Since the beginning of the year, we’ve been taking the final steps to enable the full-fledged testnet launch. We’ve worked on the development of our Proof-of-Service consensus, test node synchronization, voting mechanism implementation, and troubleshooting of transaction processing. We’ve also expanded our protocol with new libraries and introduced the ability for third parties to pay for certificates issued to users.
Here’s a quick summary of our major updates during this period.
The consensus at the moment is capable of synchronizing blocks between nodes that are included in the network and voting for these blocks. Here’s how it works:
- Nodes offer their blocks.
- Nodes try to agree on which block they will vote in a pseudo-random manner.
- If more than ⅔ of nodes have agreed to accept one of the blocks, then a second and final vote takes place and then the block is recorded in the blockchain.
- At the output, we get the identifier of the block that was received and the list of nodes that voted for it.
We use Kubernetes for testing, which is enough to create a local cluster of two masternodes. But the performance of the local machine allows you to test no more than 2–3 nodes; the rest needs to be done in the cloud.
Masternodes voting mechanism
We have developed a mechanism for storing and exchanging votes between masternodes. Now they can vote for blocks. To do this, we use the protobuf framework, which works like a model in which you can enter data and send to other nodes. There is functionality for counting and informing all participants about the voting process and its results.
New library development
- Java library is already available for tests and integrations. It provides similar functionality as JS and .NET libraries. Check out our recent blog article about its release.

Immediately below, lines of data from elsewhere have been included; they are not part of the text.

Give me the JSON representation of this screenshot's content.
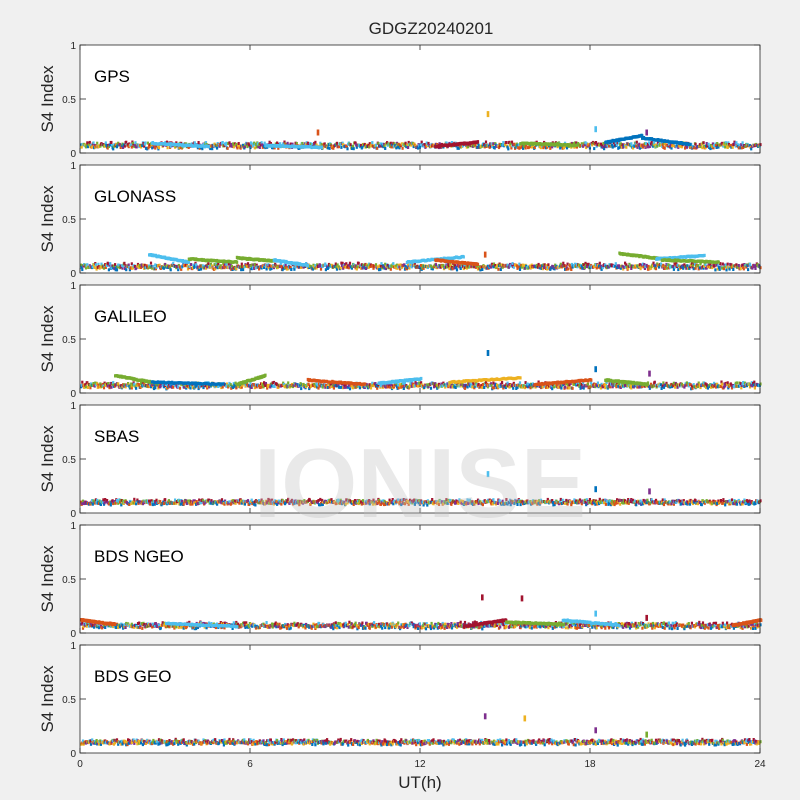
{
  "chart_data": {
    "type": "scatter",
    "title": "GDGZ20240201",
    "xlabel": "UT(h)",
    "ylabel": "S4 Index",
    "xlim": [
      0,
      24
    ],
    "ylim": [
      0,
      1
    ],
    "x_ticks": [
      "0",
      "6",
      "12",
      "18",
      "24"
    ],
    "y_ticks": [
      "0",
      "0.5",
      "1"
    ],
    "grid": false,
    "watermark": "IONISE",
    "series_colors": [
      "#0072BD",
      "#D95319",
      "#EDB120",
      "#7E2F8E",
      "#77AC30",
      "#4DBEEE",
      "#A2142F"
    ],
    "panels": [
      {
        "label": "GPS",
        "baseline": 0.07,
        "spread": 0.02,
        "features": [
          {
            "x": [
              2.5,
              4.5
            ],
            "y": [
              0.09,
              0.06
            ],
            "series": 5
          },
          {
            "x": [
              6.5,
              8.5
            ],
            "y": [
              0.07,
              0.05
            ],
            "series": 5
          },
          {
            "x": [
              12.5,
              14.0
            ],
            "y": [
              0.06,
              0.1
            ],
            "series": 6
          },
          {
            "x": [
              15.5,
              17.5
            ],
            "y": [
              0.09,
              0.07
            ],
            "series": 4
          },
          {
            "x": [
              18.5,
              19.8
            ],
            "y": [
              0.1,
              0.16
            ],
            "series": 0
          },
          {
            "x": [
              19.8,
              21.5
            ],
            "y": [
              0.14,
              0.08
            ],
            "series": 0
          }
        ],
        "spikes": [
          {
            "x": 14.4,
            "y": 0.36,
            "series": 2
          },
          {
            "x": 18.2,
            "y": 0.22,
            "series": 5
          },
          {
            "x": 20.0,
            "y": 0.19,
            "series": 3
          },
          {
            "x": 8.4,
            "y": 0.19,
            "series": 1
          }
        ]
      },
      {
        "label": "GLONASS",
        "baseline": 0.06,
        "spread": 0.02,
        "features": [
          {
            "x": [
              2.4,
              3.8
            ],
            "y": [
              0.17,
              0.1
            ],
            "series": 5
          },
          {
            "x": [
              3.8,
              5.5
            ],
            "y": [
              0.13,
              0.1
            ],
            "series": 4
          },
          {
            "x": [
              5.5,
              6.8
            ],
            "y": [
              0.14,
              0.11
            ],
            "series": 4
          },
          {
            "x": [
              6.8,
              8.0
            ],
            "y": [
              0.12,
              0.07
            ],
            "series": 5
          },
          {
            "x": [
              11.5,
              13.5
            ],
            "y": [
              0.1,
              0.15
            ],
            "series": 5
          },
          {
            "x": [
              12.5,
              14.0
            ],
            "y": [
              0.12,
              0.08
            ],
            "series": 1
          },
          {
            "x": [
              19.0,
              20.5
            ],
            "y": [
              0.18,
              0.13
            ],
            "series": 4
          },
          {
            "x": [
              20.3,
              22.0
            ],
            "y": [
              0.13,
              0.16
            ],
            "series": 5
          },
          {
            "x": [
              20.5,
              22.5
            ],
            "y": [
              0.12,
              0.1
            ],
            "series": 4
          }
        ],
        "spikes": [
          {
            "x": 14.3,
            "y": 0.17,
            "series": 1
          }
        ]
      },
      {
        "label": "GALILEO",
        "baseline": 0.07,
        "spread": 0.02,
        "features": [
          {
            "x": [
              1.2,
              2.7
            ],
            "y": [
              0.16,
              0.09
            ],
            "series": 4
          },
          {
            "x": [
              2.5,
              5.0
            ],
            "y": [
              0.1,
              0.08
            ],
            "series": 0
          },
          {
            "x": [
              5.5,
              6.5
            ],
            "y": [
              0.08,
              0.16
            ],
            "series": 4
          },
          {
            "x": [
              8.0,
              10.0
            ],
            "y": [
              0.12,
              0.08
            ],
            "series": 1
          },
          {
            "x": [
              10.5,
              12.0
            ],
            "y": [
              0.09,
              0.13
            ],
            "series": 5
          },
          {
            "x": [
              13.0,
              15.5
            ],
            "y": [
              0.1,
              0.14
            ],
            "series": 2
          },
          {
            "x": [
              16.0,
              18.0
            ],
            "y": [
              0.08,
              0.12
            ],
            "series": 1
          },
          {
            "x": [
              18.5,
              20.0
            ],
            "y": [
              0.12,
              0.08
            ],
            "series": 4
          }
        ],
        "spikes": [
          {
            "x": 14.4,
            "y": 0.37,
            "series": 0
          },
          {
            "x": 18.2,
            "y": 0.22,
            "series": 0
          },
          {
            "x": 20.1,
            "y": 0.18,
            "series": 3
          }
        ]
      },
      {
        "label": "SBAS",
        "baseline": 0.1,
        "spread": 0.015,
        "features": [],
        "spikes": [
          {
            "x": 14.4,
            "y": 0.36,
            "series": 5
          },
          {
            "x": 18.2,
            "y": 0.22,
            "series": 0
          },
          {
            "x": 20.1,
            "y": 0.2,
            "series": 3
          }
        ]
      },
      {
        "label": "BDS NGEO",
        "baseline": 0.07,
        "spread": 0.02,
        "features": [
          {
            "x": [
              0.0,
              1.2
            ],
            "y": [
              0.12,
              0.08
            ],
            "series": 1
          },
          {
            "x": [
              3.0,
              5.5
            ],
            "y": [
              0.09,
              0.06
            ],
            "series": 5
          },
          {
            "x": [
              13.5,
              15.0
            ],
            "y": [
              0.06,
              0.12
            ],
            "series": 6
          },
          {
            "x": [
              15.0,
              17.0
            ],
            "y": [
              0.1,
              0.08
            ],
            "series": 4
          },
          {
            "x": [
              17.0,
              19.0
            ],
            "y": [
              0.12,
              0.07
            ],
            "series": 5
          },
          {
            "x": [
              23.0,
              24.0
            ],
            "y": [
              0.07,
              0.12
            ],
            "series": 1
          }
        ],
        "spikes": [
          {
            "x": 14.2,
            "y": 0.33,
            "series": 6
          },
          {
            "x": 15.6,
            "y": 0.32,
            "series": 6
          },
          {
            "x": 18.2,
            "y": 0.18,
            "series": 5
          },
          {
            "x": 20.0,
            "y": 0.14,
            "series": 6
          }
        ]
      },
      {
        "label": "BDS GEO",
        "baseline": 0.1,
        "spread": 0.015,
        "features": [],
        "spikes": [
          {
            "x": 14.3,
            "y": 0.34,
            "series": 3
          },
          {
            "x": 15.7,
            "y": 0.32,
            "series": 2
          },
          {
            "x": 18.2,
            "y": 0.21,
            "series": 3
          },
          {
            "x": 20.0,
            "y": 0.17,
            "series": 4
          }
        ]
      }
    ]
  }
}
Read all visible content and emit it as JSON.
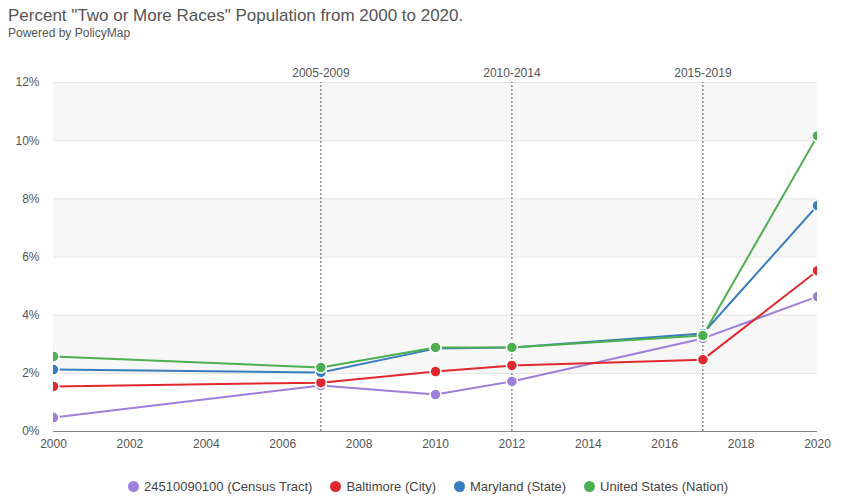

- We’ve continued expanding the functionality of our Python library. This time we’ve introduced some additional features:
- obtain information about blocks, batches, states, transactions in the blockchain,
- manage atomic swap transactions on the blockchain side,
- subscribe to and unsubscribe from real-time fetching information about transactions in the blockchain like tokens transferring, atomic swap transactions, batch and blocks arriving,
- create X.509 certificate, store and revoke its public key.
Transaction processing mechanism troubleshooting
We have improved transaction processing performance by reducing the number of database requests. The same types of transactions are saved in cash, which allows you to increase the throughput of the nodes and consequently speeds up the exchange of data in the network. The capacity of the protocol to process transactions has increased by 2.5x.
Paying for other key implementations
Any service that wants to integrate with the blockchain can allow its users to conduct transactions through this service, which will pay for them, and they will store their keys in the system for free or pay for them in fiat currency, depending on the business model.
We made a calculator for masternodes, where you can enter the initial values (balance, how much money will be on the masternode account, how will the money be withdrawn) and calculate the rate of return on investment.
Sawtooth upgrade with more mature Rust SDK
We are happy that Hyperledger Sawtooth has presented framework release 1.1 that contains a consensus engine and more mature Rust SDK. This is important for us due to the fact that we are at the stage of active implementation of our consensus.